Vélo à Lyon : les limites de l'urbanisme tactique

La métropole de Lyon vient d'annoncer la suppression de deux voies cyclables temporaires, deux améliorations et la finalisation de celle rue Édouard Herriot. Si le rééquilibrage de l'espace public ne se fera pas en un jour, l'urbanisme tactique a les défauts de ses qualités.

À travers le monde entier, les grandes métropoles ont lancé des opérations d'urbanisme tactique pour rééquilibrer l'espace public et donner plus d'espace aux piétons et cyclistes. Deux éléments étaient au cœur des enjeux : permettre la distanciation entre les individus dans le contexte de l'épidémie de COVID-19 et encourager la mobilité douce à vélo en alternative à la voiture face à la crainte de prendre des transports en commun.

La métropole de Lyon s'était inscrite dans ce mouvement annonçant plus de 70 kilomètres d'aménagements transitoires. Deux mois plus tard, après le début de la tendance, de nombreuses collectivités ont parfois renoncé à ces pistes à plus ou moins grandes échelles.

Des suppressions et des améliorations

À Lyon, la métropole vient d'annoncer des suppressions et adaptations. Deux itinéraires sont suspendus, car ils génèrent "trop de congestion" pour les automobilistes : pont de la Guillotière et Avenue de Saxe dans le sens Sud / Nord. A contrario, les aménagements de la rue Duquesne et quai Charles de Gaulle seront améliorés. Le premier débutera à partir de Foch et non plus quai de Serbie. Pour le second, une modification de la régulation des feux sera mise en place.

Enfin, le symbole Herriot est bientôt terminé, les bacs ont été enlevés depuis plusieurs semaines et les travaux seront livrés le 26 juin avec pose de balisettes, marquage et axe vélo de 3 mètres de large dans le sens Bellecour vers Terreaux. Pour la descente nord / sud, la signalétique sera renforcée sur l'axe parallèle : rue Paul Chenavard, rue de Brest, rue Gasparin.
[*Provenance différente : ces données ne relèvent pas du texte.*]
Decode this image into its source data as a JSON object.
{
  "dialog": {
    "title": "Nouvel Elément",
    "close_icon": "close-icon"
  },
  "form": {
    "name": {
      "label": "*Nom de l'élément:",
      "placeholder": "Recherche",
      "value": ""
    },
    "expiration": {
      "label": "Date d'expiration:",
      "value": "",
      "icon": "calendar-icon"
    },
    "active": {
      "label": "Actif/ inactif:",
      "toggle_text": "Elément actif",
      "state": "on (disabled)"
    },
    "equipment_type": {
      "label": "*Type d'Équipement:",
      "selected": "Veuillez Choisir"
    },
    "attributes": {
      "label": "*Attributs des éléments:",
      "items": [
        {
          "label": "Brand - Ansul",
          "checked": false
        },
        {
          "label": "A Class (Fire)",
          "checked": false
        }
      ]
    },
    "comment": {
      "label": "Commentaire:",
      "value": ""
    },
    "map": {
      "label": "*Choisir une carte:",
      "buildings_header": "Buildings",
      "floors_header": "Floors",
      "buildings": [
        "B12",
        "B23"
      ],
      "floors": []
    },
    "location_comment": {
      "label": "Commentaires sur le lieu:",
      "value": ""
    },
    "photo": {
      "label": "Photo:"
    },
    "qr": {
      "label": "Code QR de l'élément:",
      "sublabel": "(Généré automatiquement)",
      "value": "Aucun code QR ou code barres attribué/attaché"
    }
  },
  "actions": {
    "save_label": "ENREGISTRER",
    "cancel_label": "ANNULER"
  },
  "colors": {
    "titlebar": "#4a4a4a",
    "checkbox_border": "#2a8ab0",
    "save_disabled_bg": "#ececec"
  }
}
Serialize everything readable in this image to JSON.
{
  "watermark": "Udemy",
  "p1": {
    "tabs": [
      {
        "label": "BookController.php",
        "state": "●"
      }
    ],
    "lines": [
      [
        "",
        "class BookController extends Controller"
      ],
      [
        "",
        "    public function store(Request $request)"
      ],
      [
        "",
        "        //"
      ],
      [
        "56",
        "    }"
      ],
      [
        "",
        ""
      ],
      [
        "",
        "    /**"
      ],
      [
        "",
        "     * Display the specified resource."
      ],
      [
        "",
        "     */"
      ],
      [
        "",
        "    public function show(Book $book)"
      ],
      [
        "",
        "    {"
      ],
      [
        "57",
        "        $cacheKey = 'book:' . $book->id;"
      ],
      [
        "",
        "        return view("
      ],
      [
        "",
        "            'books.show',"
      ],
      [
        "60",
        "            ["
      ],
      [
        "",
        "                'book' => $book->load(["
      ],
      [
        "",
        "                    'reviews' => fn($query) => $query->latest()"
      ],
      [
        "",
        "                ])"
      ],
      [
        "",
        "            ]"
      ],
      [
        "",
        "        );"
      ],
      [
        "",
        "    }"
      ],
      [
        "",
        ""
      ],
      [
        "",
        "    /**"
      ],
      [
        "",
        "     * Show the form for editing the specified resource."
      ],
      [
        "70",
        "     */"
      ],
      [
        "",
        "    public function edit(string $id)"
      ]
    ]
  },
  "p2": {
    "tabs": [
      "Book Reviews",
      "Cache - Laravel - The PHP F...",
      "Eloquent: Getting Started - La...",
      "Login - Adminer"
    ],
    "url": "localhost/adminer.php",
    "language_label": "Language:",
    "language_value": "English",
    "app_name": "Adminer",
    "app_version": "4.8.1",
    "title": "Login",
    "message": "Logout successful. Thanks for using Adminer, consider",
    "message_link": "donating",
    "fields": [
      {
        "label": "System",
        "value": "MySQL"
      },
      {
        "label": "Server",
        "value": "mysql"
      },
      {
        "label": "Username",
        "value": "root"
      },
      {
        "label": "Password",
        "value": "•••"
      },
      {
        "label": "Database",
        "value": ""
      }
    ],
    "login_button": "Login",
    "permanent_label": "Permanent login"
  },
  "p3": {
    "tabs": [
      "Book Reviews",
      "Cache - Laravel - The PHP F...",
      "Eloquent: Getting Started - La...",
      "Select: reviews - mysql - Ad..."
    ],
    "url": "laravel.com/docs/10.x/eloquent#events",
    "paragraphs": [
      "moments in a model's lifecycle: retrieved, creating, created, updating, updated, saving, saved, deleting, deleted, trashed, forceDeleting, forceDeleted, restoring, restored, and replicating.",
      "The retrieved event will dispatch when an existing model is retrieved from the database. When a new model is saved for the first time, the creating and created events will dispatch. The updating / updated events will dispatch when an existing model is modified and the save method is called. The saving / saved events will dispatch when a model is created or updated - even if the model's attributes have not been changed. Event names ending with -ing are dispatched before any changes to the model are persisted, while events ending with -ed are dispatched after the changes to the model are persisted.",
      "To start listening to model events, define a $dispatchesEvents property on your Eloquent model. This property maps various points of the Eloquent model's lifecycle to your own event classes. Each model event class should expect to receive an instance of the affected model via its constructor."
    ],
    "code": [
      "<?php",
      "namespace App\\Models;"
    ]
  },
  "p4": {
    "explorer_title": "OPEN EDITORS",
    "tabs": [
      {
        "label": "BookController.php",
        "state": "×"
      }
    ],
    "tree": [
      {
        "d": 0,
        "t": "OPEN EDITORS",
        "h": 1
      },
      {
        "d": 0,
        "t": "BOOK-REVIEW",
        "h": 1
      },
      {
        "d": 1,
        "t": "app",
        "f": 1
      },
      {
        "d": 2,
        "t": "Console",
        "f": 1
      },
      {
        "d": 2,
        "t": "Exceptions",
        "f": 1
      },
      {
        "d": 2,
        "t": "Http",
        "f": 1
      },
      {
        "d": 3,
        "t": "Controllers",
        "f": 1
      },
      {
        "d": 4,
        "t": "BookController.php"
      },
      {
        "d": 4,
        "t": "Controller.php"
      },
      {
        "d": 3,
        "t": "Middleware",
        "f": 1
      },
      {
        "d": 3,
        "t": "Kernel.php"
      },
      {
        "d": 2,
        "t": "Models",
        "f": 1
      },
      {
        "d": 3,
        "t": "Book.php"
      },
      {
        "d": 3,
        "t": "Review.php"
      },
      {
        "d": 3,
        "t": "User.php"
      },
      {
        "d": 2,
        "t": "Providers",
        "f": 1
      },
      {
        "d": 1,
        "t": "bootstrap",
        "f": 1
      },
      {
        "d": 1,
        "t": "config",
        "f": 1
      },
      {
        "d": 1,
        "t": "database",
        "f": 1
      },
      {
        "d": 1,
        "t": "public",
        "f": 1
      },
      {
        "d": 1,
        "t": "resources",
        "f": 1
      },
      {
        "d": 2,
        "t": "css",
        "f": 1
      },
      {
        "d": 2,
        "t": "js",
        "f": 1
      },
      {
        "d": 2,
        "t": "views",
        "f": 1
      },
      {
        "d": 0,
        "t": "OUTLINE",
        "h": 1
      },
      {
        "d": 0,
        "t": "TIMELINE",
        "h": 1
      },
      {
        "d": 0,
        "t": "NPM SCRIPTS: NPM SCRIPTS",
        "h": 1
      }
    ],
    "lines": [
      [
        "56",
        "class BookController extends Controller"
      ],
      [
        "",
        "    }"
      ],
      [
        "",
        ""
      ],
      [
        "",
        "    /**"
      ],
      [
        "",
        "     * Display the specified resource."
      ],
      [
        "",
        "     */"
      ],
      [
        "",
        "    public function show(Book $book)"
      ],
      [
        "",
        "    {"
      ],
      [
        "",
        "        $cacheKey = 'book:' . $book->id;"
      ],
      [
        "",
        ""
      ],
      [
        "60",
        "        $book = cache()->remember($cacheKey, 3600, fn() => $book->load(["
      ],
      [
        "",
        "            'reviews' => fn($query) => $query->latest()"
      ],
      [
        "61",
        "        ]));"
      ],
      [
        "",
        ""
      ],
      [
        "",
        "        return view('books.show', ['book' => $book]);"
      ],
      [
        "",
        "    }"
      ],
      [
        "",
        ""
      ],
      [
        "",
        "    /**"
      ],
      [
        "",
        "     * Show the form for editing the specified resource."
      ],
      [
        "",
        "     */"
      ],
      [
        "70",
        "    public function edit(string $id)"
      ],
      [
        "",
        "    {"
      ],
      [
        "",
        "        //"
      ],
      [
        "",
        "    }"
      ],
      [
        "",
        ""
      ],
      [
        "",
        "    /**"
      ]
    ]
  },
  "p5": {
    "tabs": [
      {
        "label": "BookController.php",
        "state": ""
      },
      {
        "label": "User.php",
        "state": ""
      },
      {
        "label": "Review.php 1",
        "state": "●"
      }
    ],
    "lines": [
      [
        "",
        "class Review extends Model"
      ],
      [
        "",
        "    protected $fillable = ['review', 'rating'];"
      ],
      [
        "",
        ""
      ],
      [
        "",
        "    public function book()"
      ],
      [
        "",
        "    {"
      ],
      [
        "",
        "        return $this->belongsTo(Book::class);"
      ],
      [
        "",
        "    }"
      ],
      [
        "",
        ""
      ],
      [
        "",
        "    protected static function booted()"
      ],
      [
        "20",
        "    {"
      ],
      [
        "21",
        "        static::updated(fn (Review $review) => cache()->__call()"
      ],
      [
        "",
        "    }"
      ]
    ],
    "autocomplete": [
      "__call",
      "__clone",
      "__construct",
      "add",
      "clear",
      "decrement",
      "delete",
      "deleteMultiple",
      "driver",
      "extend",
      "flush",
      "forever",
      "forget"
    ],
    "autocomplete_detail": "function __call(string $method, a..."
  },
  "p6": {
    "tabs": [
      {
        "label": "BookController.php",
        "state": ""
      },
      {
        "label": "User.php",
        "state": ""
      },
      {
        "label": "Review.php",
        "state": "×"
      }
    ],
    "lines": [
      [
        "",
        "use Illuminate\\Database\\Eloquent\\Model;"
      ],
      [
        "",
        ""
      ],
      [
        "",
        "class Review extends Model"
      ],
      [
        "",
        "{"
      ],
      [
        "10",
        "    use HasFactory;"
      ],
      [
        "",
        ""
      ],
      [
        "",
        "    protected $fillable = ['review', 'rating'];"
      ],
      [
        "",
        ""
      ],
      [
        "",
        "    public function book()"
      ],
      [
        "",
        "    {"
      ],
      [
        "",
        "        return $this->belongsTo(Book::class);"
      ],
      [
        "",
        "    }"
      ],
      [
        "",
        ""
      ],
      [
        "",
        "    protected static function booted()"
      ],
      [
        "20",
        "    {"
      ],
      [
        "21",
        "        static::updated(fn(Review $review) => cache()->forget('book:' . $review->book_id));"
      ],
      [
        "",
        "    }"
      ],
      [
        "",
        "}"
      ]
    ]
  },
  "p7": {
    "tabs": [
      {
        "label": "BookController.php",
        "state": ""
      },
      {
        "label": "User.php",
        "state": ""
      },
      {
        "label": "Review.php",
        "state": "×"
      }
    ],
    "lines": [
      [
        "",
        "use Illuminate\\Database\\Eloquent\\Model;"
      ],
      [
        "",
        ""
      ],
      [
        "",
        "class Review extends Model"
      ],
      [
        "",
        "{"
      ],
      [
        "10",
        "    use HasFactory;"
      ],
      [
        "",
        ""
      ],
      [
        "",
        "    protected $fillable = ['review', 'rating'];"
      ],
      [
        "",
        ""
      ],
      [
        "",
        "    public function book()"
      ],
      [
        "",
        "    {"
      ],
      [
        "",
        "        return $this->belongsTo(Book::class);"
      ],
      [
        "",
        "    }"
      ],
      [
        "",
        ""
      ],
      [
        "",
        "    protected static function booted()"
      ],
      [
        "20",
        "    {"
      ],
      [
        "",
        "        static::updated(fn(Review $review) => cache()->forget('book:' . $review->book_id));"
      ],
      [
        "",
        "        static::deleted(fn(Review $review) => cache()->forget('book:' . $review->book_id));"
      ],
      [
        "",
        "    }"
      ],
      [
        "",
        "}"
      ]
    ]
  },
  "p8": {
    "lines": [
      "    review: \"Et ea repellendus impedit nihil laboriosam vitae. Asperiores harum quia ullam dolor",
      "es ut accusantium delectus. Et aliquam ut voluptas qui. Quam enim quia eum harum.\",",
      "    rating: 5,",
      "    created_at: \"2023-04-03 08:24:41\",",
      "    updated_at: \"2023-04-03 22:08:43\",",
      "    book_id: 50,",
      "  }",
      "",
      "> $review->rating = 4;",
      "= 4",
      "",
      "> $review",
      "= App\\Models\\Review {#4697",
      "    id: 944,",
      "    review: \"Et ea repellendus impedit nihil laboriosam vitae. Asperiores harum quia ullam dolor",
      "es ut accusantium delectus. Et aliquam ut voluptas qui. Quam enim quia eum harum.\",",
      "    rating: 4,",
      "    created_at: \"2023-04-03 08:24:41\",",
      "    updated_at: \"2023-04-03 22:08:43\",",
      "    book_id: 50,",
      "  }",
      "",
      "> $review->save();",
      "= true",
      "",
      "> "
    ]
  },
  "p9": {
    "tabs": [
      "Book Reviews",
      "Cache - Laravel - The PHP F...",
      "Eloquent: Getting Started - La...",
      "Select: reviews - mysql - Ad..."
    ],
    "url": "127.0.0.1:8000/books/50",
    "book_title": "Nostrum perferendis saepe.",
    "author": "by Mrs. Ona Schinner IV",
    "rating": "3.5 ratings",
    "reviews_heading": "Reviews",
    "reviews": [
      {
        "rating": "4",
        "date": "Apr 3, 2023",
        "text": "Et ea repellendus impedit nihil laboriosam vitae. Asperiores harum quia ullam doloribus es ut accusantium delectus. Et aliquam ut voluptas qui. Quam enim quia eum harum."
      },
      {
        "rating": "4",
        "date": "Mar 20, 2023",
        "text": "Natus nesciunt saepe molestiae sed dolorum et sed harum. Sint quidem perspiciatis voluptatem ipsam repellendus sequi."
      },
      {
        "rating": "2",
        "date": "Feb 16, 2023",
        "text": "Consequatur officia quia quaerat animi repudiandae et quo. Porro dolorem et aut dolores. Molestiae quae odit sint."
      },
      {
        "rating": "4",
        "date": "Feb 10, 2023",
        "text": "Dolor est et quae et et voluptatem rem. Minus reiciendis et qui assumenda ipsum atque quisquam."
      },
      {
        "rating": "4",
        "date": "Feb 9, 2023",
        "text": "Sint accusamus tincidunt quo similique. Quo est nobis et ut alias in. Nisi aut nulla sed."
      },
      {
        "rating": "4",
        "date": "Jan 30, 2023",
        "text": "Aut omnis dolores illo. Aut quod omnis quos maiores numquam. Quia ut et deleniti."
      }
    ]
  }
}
Le reste des projets, qui devraient dépasser les 80 kilomètres, n'est pas remis en question, pour l'instant.

Les défauts de ses qualités

L'urbanisme tactique a l'immense avantage de faire gagner du temps dans le déploiement de pistes cyclables. Ce qui aurait dû arriver en plusieurs mois a pu être mis en place en quelques semaines.

Mais cette vitesse d'exécutions se heurte à plusieurs limites : absence de plots ou d'éléments en béton pour renforcer la séparation avec les véhicules (le secteur fait toujours face à une rupture de stock majeure), impossibilité de faire de la pédagogie auprès des automobilistes qui pensent voir des pistes "vides", alors qu'il s'agit en réalité de piste "fluides", nécessité de revoir les plans de circulation pour décourager des transits intérieurs via des schémas de type "plan superblocks" comme c'est le cas à Barcelone (les voiries traversantes ne proposent plus de continuité). De même, le concept se heurte à une absence de volonté politique forte de la ville de Lyon pour verbaliser via la police municipale les automobilistes garées sur les pistes temporaires et classiques ou éviter la congestion qui se forme à cause de conducteurs qui changent de voies ou ne respectent pas les aménagements et ralentissent le trafic quand ils reviennent sur la route principale qui leur est dédiée...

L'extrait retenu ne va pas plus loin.